Re: "Device do not respond to ping packet " alarm overflow

Thank to your answer.

Unfortunately, I don't see any pattern of this alarms, it can come from any switch/router at any time.

Yesterday I increase the number of retry in System configurations > System settings > Ping configuration from 3 to 5 and increase the timeout from 30 to 60. Result : I have less alarm : from 50/60 per day to 10.

with retry = 60 and timeout = 1 , I have immediately 30 alarms. (normal I presume)

with retry = 20 and timeout = 60, I have juste one alarm (but still an alarm :/ )

When I connect to a switch who have an alarm, the CPU, memory is fine (like 10/20 % on use) and there is no packet loss, no switchport errors or duplex mismatch (+ : I don't have trap sent for this errors)

 

My IMC Server is installed on a virtual machine (ESX). This can be explain why I lost some packets ? What is the optimal configuration of virtual network interface on the vm who host imc ?

Regards,

OkaY

 

 

 

 

 

 

LindsayHill
Honored Contributor

Re: "Device do not respond to ping packet " alarm overflow

I would not expect to see SNMP traps for errors. Look at your counters instead.

Retry 20 / timeout 60 is a very long time. If you still have alarms at that level, you have serious network issues going on somewhere. You must have enormous amounts of packet loss.

Have a look at the performance stats for your hypervisor. Anything going on there?

What about IMC's latency reports for devices. Do you see anything unusual there?

NeilR
Esteemed Contributor

Re: "Device do not respond to ping packet " alarm overflow


My IMC Server is installed on a virtual machine (ESX). This can be explain why I lost some packets ? What is the optimal configuration of virtual network interface on the vm who host imc ?

I run imc on vmware. I never have the type of issue that you are having - I agree with Lindsay that something is wrong. Most my stuff is on the local LAN but even switches located across fixed ipsec tunnels via public internet do not have those issues.

On our ESX configuration, its installed along with other servers on the server subnet. Uses VMXNET 3 adapter, 16gb ram, 6 cpu. The host has 196gb RAM and 40 logical cpus. Only minor issue with this configuration is some SQL latency to the vmdk on the storage system can be a bit higher than driect attached storage.. That doesn't affect the basic tasks


 

_OkaY_
Regular Visitor
Solution

Re: "Device do not respond to ping packet " alarm overflow

Hi everybody and thanks for your answers !

Retry 20 / timeout 60 is a very long time. If you still have alarms at that level, you have serious network issues going on somewhere. You must have enormous amounts of packet loss.

I'm agree with you and surprise this morning, I don't have anymore alarms with this configuration. So I put the parameters down, retry 15 - timeout 45, and see what happens. At the same time, I searched on the switchs wich are connected to my ESX and I found something. Apparently, I have a lot of packets dropped due to an insuffisant bandwidth on the link between my switch and my router... I'll have to redefine the architecture of my network :/

Have a look at the performance stats for your hypervisor. Anything going on there?

What about IMC's latency reports for devices. Do you see anything unusual there?

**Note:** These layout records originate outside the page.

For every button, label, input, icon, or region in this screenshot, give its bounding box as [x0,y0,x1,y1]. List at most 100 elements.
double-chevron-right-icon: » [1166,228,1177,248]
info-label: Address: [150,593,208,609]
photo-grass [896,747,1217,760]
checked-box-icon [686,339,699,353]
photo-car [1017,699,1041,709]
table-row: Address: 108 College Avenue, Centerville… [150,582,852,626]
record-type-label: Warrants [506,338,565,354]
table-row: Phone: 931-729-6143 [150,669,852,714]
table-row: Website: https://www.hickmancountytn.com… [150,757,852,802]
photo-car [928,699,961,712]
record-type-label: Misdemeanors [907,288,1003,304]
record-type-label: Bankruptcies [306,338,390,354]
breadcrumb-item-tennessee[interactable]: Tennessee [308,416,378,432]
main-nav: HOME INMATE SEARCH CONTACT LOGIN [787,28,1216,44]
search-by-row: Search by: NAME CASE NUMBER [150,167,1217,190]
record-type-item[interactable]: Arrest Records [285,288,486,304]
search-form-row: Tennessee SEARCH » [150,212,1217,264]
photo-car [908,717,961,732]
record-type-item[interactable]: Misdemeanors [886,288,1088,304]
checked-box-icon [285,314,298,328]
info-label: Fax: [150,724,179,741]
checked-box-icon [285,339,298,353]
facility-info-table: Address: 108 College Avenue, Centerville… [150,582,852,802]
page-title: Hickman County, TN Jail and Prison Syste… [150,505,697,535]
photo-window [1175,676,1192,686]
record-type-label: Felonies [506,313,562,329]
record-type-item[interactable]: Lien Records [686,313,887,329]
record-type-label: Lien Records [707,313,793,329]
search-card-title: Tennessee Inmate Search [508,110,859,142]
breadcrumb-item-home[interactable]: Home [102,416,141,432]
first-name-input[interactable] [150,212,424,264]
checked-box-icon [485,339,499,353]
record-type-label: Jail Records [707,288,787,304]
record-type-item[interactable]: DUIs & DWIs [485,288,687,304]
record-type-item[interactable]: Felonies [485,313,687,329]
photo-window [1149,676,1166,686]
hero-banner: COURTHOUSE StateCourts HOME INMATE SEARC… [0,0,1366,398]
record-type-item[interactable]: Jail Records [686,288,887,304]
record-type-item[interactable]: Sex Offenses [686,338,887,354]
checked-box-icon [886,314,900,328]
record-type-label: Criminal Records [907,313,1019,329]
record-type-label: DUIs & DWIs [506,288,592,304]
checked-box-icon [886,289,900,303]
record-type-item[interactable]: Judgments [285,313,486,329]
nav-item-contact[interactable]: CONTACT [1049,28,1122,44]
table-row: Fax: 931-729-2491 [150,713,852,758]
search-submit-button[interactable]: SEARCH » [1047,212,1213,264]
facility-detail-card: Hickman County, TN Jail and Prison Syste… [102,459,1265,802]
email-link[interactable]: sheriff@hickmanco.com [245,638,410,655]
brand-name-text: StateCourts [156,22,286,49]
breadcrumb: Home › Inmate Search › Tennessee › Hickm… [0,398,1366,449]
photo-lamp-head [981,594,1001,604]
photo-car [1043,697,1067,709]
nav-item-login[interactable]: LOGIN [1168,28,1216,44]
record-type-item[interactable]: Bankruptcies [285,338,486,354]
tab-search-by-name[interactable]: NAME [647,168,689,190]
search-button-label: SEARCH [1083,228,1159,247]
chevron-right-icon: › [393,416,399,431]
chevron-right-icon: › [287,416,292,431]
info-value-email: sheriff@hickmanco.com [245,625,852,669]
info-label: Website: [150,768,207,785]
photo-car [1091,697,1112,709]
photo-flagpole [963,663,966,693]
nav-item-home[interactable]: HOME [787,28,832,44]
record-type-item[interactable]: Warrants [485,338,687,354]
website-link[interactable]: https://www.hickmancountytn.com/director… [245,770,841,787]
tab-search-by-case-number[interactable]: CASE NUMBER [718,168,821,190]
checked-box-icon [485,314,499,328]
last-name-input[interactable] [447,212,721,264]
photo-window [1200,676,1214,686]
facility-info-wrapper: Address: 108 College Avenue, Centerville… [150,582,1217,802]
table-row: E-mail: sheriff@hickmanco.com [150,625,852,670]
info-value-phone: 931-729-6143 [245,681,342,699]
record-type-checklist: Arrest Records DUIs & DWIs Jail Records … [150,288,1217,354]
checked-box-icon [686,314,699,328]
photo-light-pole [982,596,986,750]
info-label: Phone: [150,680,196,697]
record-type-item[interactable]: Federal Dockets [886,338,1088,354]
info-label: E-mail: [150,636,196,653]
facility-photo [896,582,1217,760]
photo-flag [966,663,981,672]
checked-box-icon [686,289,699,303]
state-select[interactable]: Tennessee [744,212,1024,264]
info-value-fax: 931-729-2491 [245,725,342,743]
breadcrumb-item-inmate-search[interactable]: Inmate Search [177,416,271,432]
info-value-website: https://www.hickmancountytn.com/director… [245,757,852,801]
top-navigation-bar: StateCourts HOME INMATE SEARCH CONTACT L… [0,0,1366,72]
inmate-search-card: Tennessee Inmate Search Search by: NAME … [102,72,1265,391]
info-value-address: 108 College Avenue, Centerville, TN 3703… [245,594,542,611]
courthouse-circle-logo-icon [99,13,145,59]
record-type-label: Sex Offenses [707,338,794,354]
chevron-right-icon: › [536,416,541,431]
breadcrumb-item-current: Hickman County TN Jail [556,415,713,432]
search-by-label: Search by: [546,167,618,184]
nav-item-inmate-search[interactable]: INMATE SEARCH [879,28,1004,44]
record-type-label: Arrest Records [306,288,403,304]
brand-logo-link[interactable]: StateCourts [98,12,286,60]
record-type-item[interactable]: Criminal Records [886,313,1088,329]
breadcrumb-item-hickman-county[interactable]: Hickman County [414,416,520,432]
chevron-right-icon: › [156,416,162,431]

The Vmware hypervisor show that my ImC Server works fine. CPU/Memory/Network are approximately 50 % used this last mounth.

The IMC's latency reports show that my switch/routers have a responce time less than 4 ms.

On our ESX configuration, its installed along with other servers on the server subnet. Uses VMXNET 3 adapter, 16gb ram, 6 cpu. The host has 196gb RAM and 40 logical cpus.

My server have a VMXNET 3 adapter, but only 8Go Ram and 2 CPU. Is this a problem ? The host have identic amount of CPU/RAM.

 

An other idea is to upgrade the version of IMC from 7.0 to 7.2. Do I need to incease the memory/CPU before ?

Anyway, thank you very much for helping me !

NeilR
Esteemed Contributor

Re: "Device do not respond to ping packet " alarm overflow

I've seen ram usage above 12gb, but right now its running 8.9 - I'd think 12gb might be better. CPU acitivity can get high and it looks likes its threaded enought to use multiple processors so I'd go to 4 - I think 2 is too low.

AS to whether this is causing the problem you mention can't say for sure - check the resource usage in the deployment management tool.